President Barack Obama talks with Israeli Prime Minister Benjamin Netanyahu during a phone call from the Oval Office, Monday, June 8, 2009. Official White House Photo by Pete Souza
President Barack Obama talks with Israeli Prime Minister Benjamin Netanyahu during a phone call from the Oval Office, Monday, June 8, 2009. Official White House Photo by Pete Souza

President Barack Obama arrived at Los Angeles International Airport Thursday to begin a 24-hour Southland visit, during which he will promote his plans to create economic opportunity for millennials and conduct a fundraiser at Gwyneth Paltrow’s home.

Obama arrived aboard Air Force One at Los Angeles International Airport just before 2 p.m., beginning his 20th trip to Los Angeles or Orange counties since taking office in 2009. His first stop will be Cross Campus, described by the White House as a collaborative space in Santa Monica that brings together freelancers, creative professionals, entrepreneurs, and startup teams funded by venture capitalists.

Obama is scheduled to tour its working space and interact with founders of several start-ups there and participate in a town hall meeting on the economy, with a particular focus on millennials, according to the White House.

“It’s a shared workspace that fosters the kind of creativity and innovation that will help millennials continue to create good jobs, start new businesses and unleash the next wave of great American economic growth,” White House Principal Deputy Press Secretary Eric Schultz said aboard Air Force One en route to Los Angeles.

The event coincides with today’s release of a report by the President’s Council of Economic Advisors on millennials, the group born between 1980 and the mid-2000s, the nation’s largest generation, representing one-third of the population.

In an attempt to aid millennials, Obama has proposed increasing federal financial support for higher education, making student loan payments more affordable, supporting innovation, increasing the minimum wage and assisting first-time homebuyers.

Obama will then speak and answer questions at a reception and dinner benefiting the Democratic National Committee at Paltrow’s home.

Tickets are priced from $1,000 to $32,400, the maximum allowable contribution to a national party committee in a calendar year, according to the website, PoliticalPartyTime.org, which tracks political fundraisers.

The fundraiser will be Obama’s 30th in Los Angeles County as president.

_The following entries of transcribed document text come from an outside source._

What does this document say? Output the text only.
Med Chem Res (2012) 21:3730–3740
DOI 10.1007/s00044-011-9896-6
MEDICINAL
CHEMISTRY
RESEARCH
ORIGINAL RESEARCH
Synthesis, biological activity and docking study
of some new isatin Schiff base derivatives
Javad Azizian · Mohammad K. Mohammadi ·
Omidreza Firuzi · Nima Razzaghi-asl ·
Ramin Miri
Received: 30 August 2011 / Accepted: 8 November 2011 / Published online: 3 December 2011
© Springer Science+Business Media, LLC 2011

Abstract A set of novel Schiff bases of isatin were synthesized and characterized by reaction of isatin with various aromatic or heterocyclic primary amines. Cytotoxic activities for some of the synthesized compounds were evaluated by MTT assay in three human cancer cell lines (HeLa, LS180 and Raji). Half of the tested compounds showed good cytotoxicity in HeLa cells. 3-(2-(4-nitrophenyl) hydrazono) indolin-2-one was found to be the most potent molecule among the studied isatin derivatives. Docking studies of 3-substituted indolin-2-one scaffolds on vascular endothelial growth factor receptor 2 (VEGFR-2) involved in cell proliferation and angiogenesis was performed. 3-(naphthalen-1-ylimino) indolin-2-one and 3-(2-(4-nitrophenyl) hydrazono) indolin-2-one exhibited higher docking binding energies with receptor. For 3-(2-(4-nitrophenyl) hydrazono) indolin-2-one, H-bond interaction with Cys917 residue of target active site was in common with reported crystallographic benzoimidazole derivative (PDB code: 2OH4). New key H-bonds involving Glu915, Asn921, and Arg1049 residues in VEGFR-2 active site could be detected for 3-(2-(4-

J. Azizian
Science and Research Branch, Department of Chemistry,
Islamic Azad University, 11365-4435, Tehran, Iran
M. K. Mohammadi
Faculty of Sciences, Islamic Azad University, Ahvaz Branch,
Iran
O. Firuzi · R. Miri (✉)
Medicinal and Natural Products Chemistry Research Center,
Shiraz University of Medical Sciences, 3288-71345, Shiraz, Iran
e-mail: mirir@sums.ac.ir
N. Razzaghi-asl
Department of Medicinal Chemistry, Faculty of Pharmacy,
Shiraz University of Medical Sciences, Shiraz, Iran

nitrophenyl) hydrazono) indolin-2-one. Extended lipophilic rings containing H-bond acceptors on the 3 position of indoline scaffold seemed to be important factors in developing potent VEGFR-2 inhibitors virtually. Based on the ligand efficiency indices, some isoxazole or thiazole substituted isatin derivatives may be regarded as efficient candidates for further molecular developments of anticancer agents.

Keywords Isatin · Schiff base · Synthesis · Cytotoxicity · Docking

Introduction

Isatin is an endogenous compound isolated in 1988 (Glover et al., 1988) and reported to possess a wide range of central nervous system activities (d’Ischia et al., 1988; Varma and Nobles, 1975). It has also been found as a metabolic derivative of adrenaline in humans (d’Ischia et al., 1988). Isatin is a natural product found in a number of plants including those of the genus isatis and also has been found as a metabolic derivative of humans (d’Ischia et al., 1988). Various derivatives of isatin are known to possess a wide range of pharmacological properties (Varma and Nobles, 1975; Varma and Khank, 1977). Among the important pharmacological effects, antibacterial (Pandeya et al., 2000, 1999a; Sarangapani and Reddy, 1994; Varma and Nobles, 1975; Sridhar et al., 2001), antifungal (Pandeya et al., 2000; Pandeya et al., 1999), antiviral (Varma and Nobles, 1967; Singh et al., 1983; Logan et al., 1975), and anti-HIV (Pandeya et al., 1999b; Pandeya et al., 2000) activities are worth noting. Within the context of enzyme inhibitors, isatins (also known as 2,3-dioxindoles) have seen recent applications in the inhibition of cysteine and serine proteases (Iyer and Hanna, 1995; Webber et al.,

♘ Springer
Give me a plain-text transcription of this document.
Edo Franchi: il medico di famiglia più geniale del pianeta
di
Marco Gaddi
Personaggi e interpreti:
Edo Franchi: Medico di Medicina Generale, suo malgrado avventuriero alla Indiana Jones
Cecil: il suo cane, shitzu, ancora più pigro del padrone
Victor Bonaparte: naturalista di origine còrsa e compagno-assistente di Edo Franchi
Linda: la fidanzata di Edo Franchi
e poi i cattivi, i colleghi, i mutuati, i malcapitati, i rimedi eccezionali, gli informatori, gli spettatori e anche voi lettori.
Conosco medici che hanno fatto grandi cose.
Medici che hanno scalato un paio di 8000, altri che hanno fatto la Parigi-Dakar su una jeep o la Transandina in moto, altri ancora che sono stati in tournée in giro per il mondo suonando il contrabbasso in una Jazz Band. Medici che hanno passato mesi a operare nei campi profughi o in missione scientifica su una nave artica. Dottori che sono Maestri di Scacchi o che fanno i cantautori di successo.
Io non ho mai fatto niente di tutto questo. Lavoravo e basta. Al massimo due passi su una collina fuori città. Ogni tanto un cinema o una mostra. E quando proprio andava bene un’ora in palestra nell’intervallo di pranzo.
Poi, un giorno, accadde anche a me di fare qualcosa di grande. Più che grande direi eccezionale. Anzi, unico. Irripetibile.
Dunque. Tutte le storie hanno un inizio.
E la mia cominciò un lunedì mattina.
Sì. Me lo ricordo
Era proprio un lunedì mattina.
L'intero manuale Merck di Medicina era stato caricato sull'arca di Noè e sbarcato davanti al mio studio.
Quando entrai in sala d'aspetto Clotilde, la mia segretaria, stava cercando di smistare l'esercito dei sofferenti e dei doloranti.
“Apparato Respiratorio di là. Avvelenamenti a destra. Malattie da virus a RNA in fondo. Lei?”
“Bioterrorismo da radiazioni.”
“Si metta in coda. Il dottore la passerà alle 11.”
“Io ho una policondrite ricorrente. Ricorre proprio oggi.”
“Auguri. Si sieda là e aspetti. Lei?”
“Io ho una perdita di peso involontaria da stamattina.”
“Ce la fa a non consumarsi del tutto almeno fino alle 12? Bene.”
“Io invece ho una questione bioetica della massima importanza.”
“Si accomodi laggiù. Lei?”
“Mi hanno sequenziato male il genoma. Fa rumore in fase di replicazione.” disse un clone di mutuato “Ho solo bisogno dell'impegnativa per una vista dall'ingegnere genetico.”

Bill Clinton conducted 36 and George W. Bush and Ronald Reagan eight each through the sixth years of their administrations, according to research by Brendan J. Doherty, an associate professor in the Department of Political Science at the U.S. Naval Academy, for his book “The Rise of the President’s Permanent Campaign.”

George H.W. Bush conducted 10 and Jimmy Carter six during their single terms, according to Doherty.

Obama has conducted fundraisers during 17 of his 20 trips to Los Angeles or Orange counties as president.

Coincidentally, one of Obama’s top political adversaries is also scheduled to be in the Southland for a fundraiser today. House Speaker John Boehner, R-Ohio, is set to headline an evening fundraiser in Irvine for the Republican Party of Orange County.

The president will take part in another Democratic National Committee fundraiser Friday. The event will be held at restaurateur Michael Chow’s home, where Obama will speak during a $15,000-per-person roundtable discussion, according to Variety.

Obama will then visit Frank G. Bonelli Regional Park in San Dimas to announce an executive order declaring 346,000 acres of land in the San Gabriel Mountains northeast of Los Angeles as a national monument.

Obama’s arrival came hours after The Washington Post reported that senior White House aides were given information in 2012 suggesting that a prostitute was an overnight guest in the hotel room of a presidential advance team member in Colombia, yet that information was never thoroughly investigated or publicly acknowledged.

Schultz told The Post on Wednesday that Obama and his advisers did not interfere with an investigation conducted by the Department of Homeland Security’s Inspector General’s Office.